Schreiben Königs Ludwigs I. an Abt Paulus Birker vom 22. März 1854 im Zusammenhang mit einer baulichen Veränderung; eigenhändige Unterschrift Ludwigs und eigenhändiger Zusatz: Fortwährendes Gedeihen wünsche ich der Abtey Sct. Bonifaz, dessen würdigen Abt von mir sehr geschätzt wird.

Es sollte jedoch aus verschiedenen Gründen noch mehr als drei Jahre dauern,

bis sich P. Paulus auf den Weg nach München machen konnte. Am 4. November 1850 wurde er schließlich von König Ludwig I. zum Abt von St. Bonifaz ernannt. Zum „Grundkonvent“ hatten neben Birker zwei Patres und zwei Brüder aus Augsburg, ein Pater aus Scheyern und drei aus Metten gehört. Im Dezember 1850 waren außerdem die ersten Novizen eingetreten: der Universitätsprofessor Daniel Haneberg, der Weltpriester Wilhelm Zenetti (beide Nachfolger von Abt Birker) und der Theologiestudent Franz von Hoffnaass. Birker zeichnete sich von Anfang an durch besondere Strenge und Kompromisslosigkeit aus. Seine 1851 abgefassten Hausstatuten, die er 1854 überarbeitete und verschärfte, geben davon Zeugnis: Aufstehen um 3.30 Uhr, Chorgebet, gemeinsame Betrachtung und Lesung; Frühstück nur für die Schwachen, alle anderen mussten bis 11.30 Uhr nüchtern ihrer Arbeit nachgehen; nur Mittags Fleisch, ansonsten Suppe und Fastenspeise; mittwochs und freitags nur Brot und Suppe; einmal wöchentlich gegenseitige Fußwaschung und öffentliches Sich-zu-Boden-Werfen u. v. m.  Vor dem Hintergrund der vielfältigen Aufgaben von St. Bonifaz in Pfarrseelsorge, Erziehung und Schule war das ein hartes Programm.

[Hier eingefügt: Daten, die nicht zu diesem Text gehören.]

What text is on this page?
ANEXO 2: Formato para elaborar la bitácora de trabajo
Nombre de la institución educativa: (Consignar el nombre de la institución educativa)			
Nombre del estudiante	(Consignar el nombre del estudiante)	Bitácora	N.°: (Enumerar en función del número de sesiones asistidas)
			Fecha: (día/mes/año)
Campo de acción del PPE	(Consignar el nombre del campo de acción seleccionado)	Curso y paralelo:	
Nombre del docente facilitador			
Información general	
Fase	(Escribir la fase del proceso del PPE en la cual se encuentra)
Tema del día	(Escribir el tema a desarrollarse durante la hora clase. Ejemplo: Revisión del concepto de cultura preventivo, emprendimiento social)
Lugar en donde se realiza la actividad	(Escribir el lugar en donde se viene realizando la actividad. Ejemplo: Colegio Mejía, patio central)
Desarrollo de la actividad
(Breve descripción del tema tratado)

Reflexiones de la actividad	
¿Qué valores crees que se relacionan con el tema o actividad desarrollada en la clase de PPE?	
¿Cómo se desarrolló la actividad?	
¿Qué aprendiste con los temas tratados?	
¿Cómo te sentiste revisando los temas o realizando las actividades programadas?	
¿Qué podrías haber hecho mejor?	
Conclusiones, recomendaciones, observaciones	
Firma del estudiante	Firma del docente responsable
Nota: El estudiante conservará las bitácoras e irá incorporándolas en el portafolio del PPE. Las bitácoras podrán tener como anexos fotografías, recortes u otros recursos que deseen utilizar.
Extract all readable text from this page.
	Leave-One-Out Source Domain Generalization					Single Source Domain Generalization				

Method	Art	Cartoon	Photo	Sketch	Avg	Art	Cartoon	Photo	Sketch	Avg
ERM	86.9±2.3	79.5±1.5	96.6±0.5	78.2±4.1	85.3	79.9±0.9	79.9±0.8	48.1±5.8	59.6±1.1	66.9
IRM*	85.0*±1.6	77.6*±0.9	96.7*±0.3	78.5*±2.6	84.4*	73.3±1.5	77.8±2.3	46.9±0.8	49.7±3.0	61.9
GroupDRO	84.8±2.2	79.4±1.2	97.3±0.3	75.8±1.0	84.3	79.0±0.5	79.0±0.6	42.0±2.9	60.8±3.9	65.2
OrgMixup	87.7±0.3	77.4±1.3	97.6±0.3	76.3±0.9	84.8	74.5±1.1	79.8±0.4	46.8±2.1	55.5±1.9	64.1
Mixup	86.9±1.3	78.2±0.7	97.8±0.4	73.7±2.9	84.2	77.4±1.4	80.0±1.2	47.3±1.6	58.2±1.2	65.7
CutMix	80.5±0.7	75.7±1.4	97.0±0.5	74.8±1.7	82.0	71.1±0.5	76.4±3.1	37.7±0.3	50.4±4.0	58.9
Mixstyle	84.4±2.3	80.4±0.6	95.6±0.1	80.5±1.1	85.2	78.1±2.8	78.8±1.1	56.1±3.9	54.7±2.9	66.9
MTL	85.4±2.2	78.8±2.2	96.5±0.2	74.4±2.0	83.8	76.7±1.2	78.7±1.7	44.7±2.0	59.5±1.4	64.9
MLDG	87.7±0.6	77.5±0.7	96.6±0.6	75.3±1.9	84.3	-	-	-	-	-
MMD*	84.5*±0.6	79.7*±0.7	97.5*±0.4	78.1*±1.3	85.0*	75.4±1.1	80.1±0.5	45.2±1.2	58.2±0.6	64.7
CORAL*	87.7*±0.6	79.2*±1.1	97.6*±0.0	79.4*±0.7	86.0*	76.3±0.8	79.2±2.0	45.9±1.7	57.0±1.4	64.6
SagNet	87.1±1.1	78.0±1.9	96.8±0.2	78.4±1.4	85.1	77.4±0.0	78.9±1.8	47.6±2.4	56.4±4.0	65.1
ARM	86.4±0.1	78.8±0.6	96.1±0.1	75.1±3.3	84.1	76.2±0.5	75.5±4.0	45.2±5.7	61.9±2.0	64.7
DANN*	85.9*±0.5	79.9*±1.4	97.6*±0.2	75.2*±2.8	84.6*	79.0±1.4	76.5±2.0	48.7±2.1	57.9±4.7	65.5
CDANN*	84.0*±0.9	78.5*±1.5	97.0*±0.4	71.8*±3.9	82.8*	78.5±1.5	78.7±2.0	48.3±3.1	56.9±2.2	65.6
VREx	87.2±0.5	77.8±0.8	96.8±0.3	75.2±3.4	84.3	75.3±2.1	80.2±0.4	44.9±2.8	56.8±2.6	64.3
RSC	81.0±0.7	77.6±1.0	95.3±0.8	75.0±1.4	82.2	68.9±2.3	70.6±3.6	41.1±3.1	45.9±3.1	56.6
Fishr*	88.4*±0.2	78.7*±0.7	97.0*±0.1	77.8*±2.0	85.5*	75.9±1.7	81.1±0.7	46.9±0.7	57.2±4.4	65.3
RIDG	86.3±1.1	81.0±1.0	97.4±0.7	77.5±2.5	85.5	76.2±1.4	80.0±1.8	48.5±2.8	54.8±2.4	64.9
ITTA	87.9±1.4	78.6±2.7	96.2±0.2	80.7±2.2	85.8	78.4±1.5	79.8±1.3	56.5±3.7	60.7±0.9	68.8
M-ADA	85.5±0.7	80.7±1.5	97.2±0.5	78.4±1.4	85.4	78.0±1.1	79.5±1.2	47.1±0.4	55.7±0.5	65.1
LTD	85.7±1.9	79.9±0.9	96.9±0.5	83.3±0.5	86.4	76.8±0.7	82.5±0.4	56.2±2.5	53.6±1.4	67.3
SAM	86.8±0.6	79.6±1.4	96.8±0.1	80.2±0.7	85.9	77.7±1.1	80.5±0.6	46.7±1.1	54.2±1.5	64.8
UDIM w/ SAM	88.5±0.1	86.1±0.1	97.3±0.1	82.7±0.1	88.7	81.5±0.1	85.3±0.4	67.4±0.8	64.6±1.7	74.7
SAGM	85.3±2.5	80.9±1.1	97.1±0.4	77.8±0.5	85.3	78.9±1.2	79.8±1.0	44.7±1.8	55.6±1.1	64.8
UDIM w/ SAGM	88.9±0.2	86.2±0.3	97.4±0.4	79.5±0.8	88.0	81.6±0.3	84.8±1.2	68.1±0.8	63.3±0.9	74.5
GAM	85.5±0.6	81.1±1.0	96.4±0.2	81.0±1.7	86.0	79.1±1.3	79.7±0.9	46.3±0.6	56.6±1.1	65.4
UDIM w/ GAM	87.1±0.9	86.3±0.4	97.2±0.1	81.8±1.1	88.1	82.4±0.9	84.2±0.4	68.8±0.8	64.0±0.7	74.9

Abt Paulus Birker -Porträt in der Äbtegalerie von Andechs mit dem lat. Distichon (in dt. Übersetzung).

Und auch innerhalb des Klosters gab es Differenzen.

Vor allem die Mönche aus Metten konnten sich mit dieser Form monastischen Lebens nicht anfreunden, zumal die für Metten geltenden Statuten der alten Bayerischen Benediktinerkongregation von Abt Birker als „Halbheiten“ abgetan wurden. Die Mettener fühlten sich als Fremde und auch neu eingetretene Männer wie Daniel Bonifaz Haneberg oder Wilhelm Benedikt Zenetti fügten sich aus Gehorsam gegenüber dem Abt, nicht aber aus Überzeugung von der Richtigkeit des von Birker eingeschlagenen Weges. Diese Diskrepanz musste Birker schließlich auch selbst erkennen und sah nur einen Ausweg: die Resignation. Am 8. September 1854 bat er Erzbischof Reisach um die Genehmigung seines Rücktritts vom Amt des Abtes. Er wolle die Regierung, nicht aber die äbtliche Würde niederlegen – ein Wunsch, dem wenige Tage später Rechnung getragen wurde. Abt Birker zog sich zunächst nach Sonthofen zurück, in der Absicht, dort ein neues Kloster zu gründen. Nachdem dieser Plan scheiterte, versuchte er es – wiederum vergeblich – im Schlösschen Liebenau bei Ravensberg, ging dann nach Rorschach und Menzingen, wo er einige Jahre als Spiritual der dortigen Franziskanerinnen wirkte, bis er schließlich auf Vermittlung des Generalvikars der Diözese Chur, des Kapuziners P. Theodosius Florentini 1861 zum Administrator der Benediktinerabtei von Disentis in Graubünden bestellt wurde. Auf Abt Benedikt Zenettis Einladung kehrte er 1877 nach St. Bonifaz zurück und betreute hier bis zu seinem Tod den klösterlichen Nachwuchs. Abt Paulus Birker starb am 29. November 1888 im Alter von 74 Jahren und wurde in der Gruft von St. Bonifaz beigesetzt.